I think about how sometimes I just want to shut myself down and watch tv for like twelve hours. But I can never really do that, because while I’m looking as if I am shutting myself down and watching tv, I am really trying to process my guilt of knowing people in other places struggle to have clean water, afford to buy pencils or have a basic shot at being alive. I can’t always think about other people struggling either, because that overwhelms my nervous system and I feel like eating a chocolate cake so that the sugar coma would calm me down at least for a few seconds. I am allergic to alcohol, so sugar helps, even though it really doesn’t help that intellectually I know what it is doing to me, so I can’t seek comfort in anything really.

I think about how I can’t help but love the world, in spite of her darkness, there have been some extraordinary bright lights unselfishly lighting up the way for the rest of us. I feel like a hypocrite for loving the world, because I can’t even love myself adequately, love anybody or be loved by anybody. I don’t have the capacity to devote my life to caring for a single human being, or be there for a small group of people close to me, so sometimes I think it is really a cop-out by choosing to focus myself on a much larger group instead. I think it scares me to have anyone think that I am the person you should call if you ever have an emergency, so I rather not ever make you believe that. I am not the person you should call, and neither do I want to establish relationships to have people there for me if I have any emergencies.

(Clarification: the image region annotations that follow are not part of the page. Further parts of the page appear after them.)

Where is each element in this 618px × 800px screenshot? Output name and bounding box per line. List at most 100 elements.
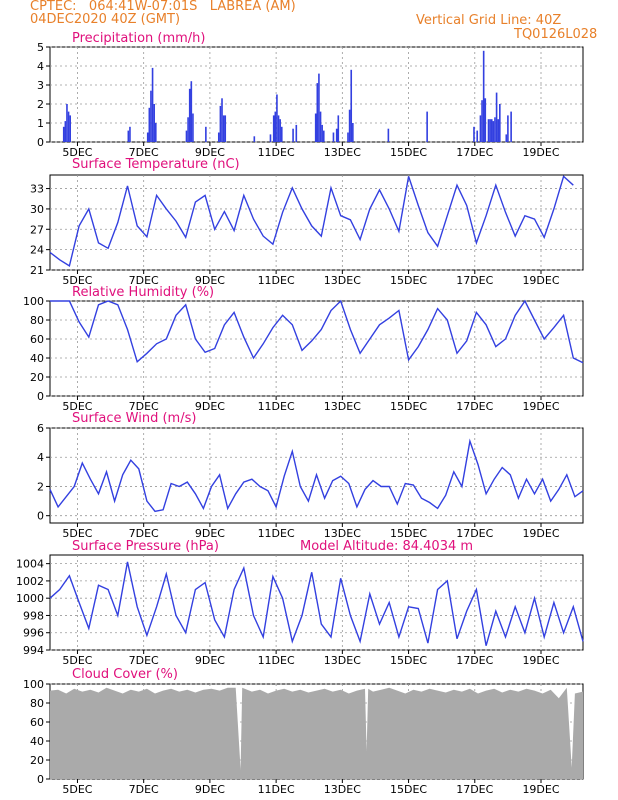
precipitation-bar — [321, 124, 323, 142]
precipitation-bar — [507, 115, 509, 142]
x-tick-label: 11DEC — [258, 527, 295, 540]
panel-title: Surface Temperature (nC) — [72, 157, 240, 172]
precipitation-bar — [153, 104, 155, 142]
precipitation-bar — [510, 111, 512, 142]
precipitation-bar — [314, 113, 317, 142]
precipitation-bar — [222, 115, 225, 142]
precipitation-bar — [489, 119, 491, 142]
panel-title: Surface Pressure (hPa) — [72, 539, 219, 554]
y-tick-label: 40 — [30, 735, 44, 748]
precipitation-bar — [476, 130, 479, 142]
y-tick-label: 100 — [23, 295, 44, 308]
precipitation-bar — [335, 128, 338, 142]
x-tick-label: 17DEC — [456, 783, 493, 796]
precipitation-bar — [487, 119, 490, 142]
x-tick-label: 7DEC — [129, 146, 159, 159]
x-tick-label: 9DEC — [195, 527, 225, 540]
precipitation-bar — [69, 115, 71, 142]
x-tick-label: 7DEC — [129, 783, 159, 796]
series-line — [49, 561, 584, 646]
x-tick-label: 11DEC — [258, 274, 295, 287]
precipitation-bar — [319, 111, 322, 142]
x-tick-label: 7DEC — [129, 527, 159, 540]
precipitation-bar — [150, 90, 152, 142]
x-tick-label: 13DEC — [324, 654, 361, 667]
precipitation-bar — [66, 104, 68, 142]
y-tick-label: 2 — [37, 480, 44, 493]
x-tick-label: 17DEC — [456, 146, 493, 159]
x-tick-label: 5DEC — [62, 783, 92, 796]
y-tick-label: 40 — [30, 352, 44, 365]
panel-title: Precipitation (mm/h) — [72, 31, 205, 46]
precipitation-bar — [148, 107, 151, 142]
x-tick-label: 19DEC — [522, 783, 559, 796]
precipitation-bar — [347, 132, 349, 142]
precipitation-bar — [497, 119, 500, 142]
precipitation-bar — [221, 98, 223, 142]
precipitation-bar — [295, 124, 298, 142]
precipitation-bar — [188, 88, 191, 142]
x-tick-label: 5DEC — [62, 274, 92, 287]
y-tick-label: 80 — [30, 314, 44, 327]
x-tick-label: 7DEC — [129, 400, 159, 413]
precipitation-bar — [205, 126, 207, 142]
precipitation-bar — [387, 128, 390, 142]
precipitation-bar — [129, 126, 131, 142]
precipitation-bar — [350, 69, 353, 142]
x-tick-label: 19DEC — [522, 274, 559, 287]
x-tick-label: 15DEC — [390, 146, 427, 159]
y-tick-label: 0 — [37, 390, 44, 403]
x-tick-label: 19DEC — [522, 654, 559, 667]
y-tick-label: 60 — [30, 333, 44, 346]
panel-title: Relative Humidity (%) — [72, 285, 214, 300]
precipitation-bar — [292, 128, 294, 142]
plot-frame — [49, 300, 584, 397]
precipitation-bar — [494, 117, 496, 142]
header-model-code: TQ0126L028 — [514, 27, 598, 42]
precipitation-bar — [322, 130, 325, 142]
x-tick-label: 5DEC — [62, 654, 92, 667]
precipitation-bar — [482, 50, 485, 142]
precipitation-bar — [67, 111, 70, 142]
header-datetime: 04DEC2020 40Z (GMT) — [30, 12, 181, 27]
y-tick-label: 100 — [23, 678, 44, 691]
precipitation-bar — [190, 81, 193, 142]
precipitation-bar — [492, 121, 495, 142]
series-line — [49, 175, 574, 268]
y-tick-label: 21 — [30, 264, 44, 277]
x-tick-label: 11DEC — [258, 400, 295, 413]
y-tick-label: 1004 — [16, 558, 44, 571]
x-tick-label: 13DEC — [324, 527, 361, 540]
y-tick-label: 60 — [30, 716, 44, 729]
precipitation-bar — [279, 119, 281, 142]
x-tick-label: 19DEC — [522, 527, 559, 540]
y-tick-label: 3 — [37, 79, 44, 92]
x-tick-label: 9DEC — [195, 654, 225, 667]
y-tick-label: 994 — [23, 644, 44, 657]
precipitation-bar — [352, 123, 354, 142]
precipitation-bar — [318, 73, 320, 142]
x-tick-label: 17DEC — [456, 274, 493, 287]
precipitation-bar — [154, 123, 157, 142]
x-tick-label: 13DEC — [324, 783, 361, 796]
y-tick-label: 1000 — [16, 592, 44, 605]
y-tick-label: 1002 — [16, 575, 44, 588]
precipitation-bar — [274, 111, 277, 142]
y-tick-label: 80 — [30, 697, 44, 710]
precipitation-bar — [185, 130, 188, 142]
precipitation-bar — [479, 115, 482, 142]
x-tick-label: 9DEC — [195, 400, 225, 413]
panel-title: Surface Wind (m/s) — [72, 411, 196, 426]
x-tick-label: 11DEC — [258, 783, 295, 796]
precipitation-bar — [277, 115, 280, 142]
y-tick-label: 1 — [37, 117, 44, 130]
x-tick-label: 15DEC — [390, 783, 427, 796]
precipitation-bar — [217, 132, 220, 142]
precipitation-bar — [276, 94, 278, 142]
x-tick-label: 19DEC — [522, 400, 559, 413]
x-tick-label: 11DEC — [258, 654, 295, 667]
x-tick-label: 13DEC — [324, 146, 361, 159]
panel-subtitle: Model Altitude: 84.4034 m — [300, 539, 473, 554]
precipitation-bar — [219, 105, 222, 142]
y-tick-label: 6 — [37, 422, 44, 435]
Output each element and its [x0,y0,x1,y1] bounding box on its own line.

I am trying to understand and be real about my hypocrisy, my conscious choices to know and understand what I am willing to shoulder and not.

I recognize I am terrible but I am working hard to be less terrible, and the process is not to pretend that these thoughts and feelings do not exist. Maybe by putting myself out here for you to see, I am in some ways trying to design a form of salvation for me.

Some days I just give up. I watch mindless tv and eat chocolate cakes, because if I don’t, I am really uncertain whether I’ll still be alive to attempt to make this better. I need the chocolate cakes as a buffer, to be able to stare at these issues in the face uncompromisingly — to regenerate my capacity day after day, to believe I can do better, we can do better, things will get better.

That I may be broken, terrible and a hypocrite, but I still want to try to do better anyway. Perhaps that is how I can believe, that despite how dark the world feels sometimes, most of us are really trying to do better anyway.

Post-writing thoughts

I wanted to post this on my personal blog, because of how vulnerable this post makes me feel and it really streamed out of me unfiltered and unedited. It has been a while since I had felt this vulnerable about anything I have written about — that includes chronic depression, and wishing death upon myself. It is one thing to admit to the world that I am terribly broken, and another thing to admit that I am a hypocrite and doubt my own internal motivations all the time.

But this is my way of trying to make things better, or rather, make myself better, albeit in a convoluted way. It is important to me that I consistent challenge my own boundaries in order to challenge the world’s, to consistently re-examine what it means to be radically honest and to prove my own belief that being truly authentic is one of the most efficient ways to be the change that we want in this world. In order for change, we must first acknowledge what is broken, and that includes ourselves.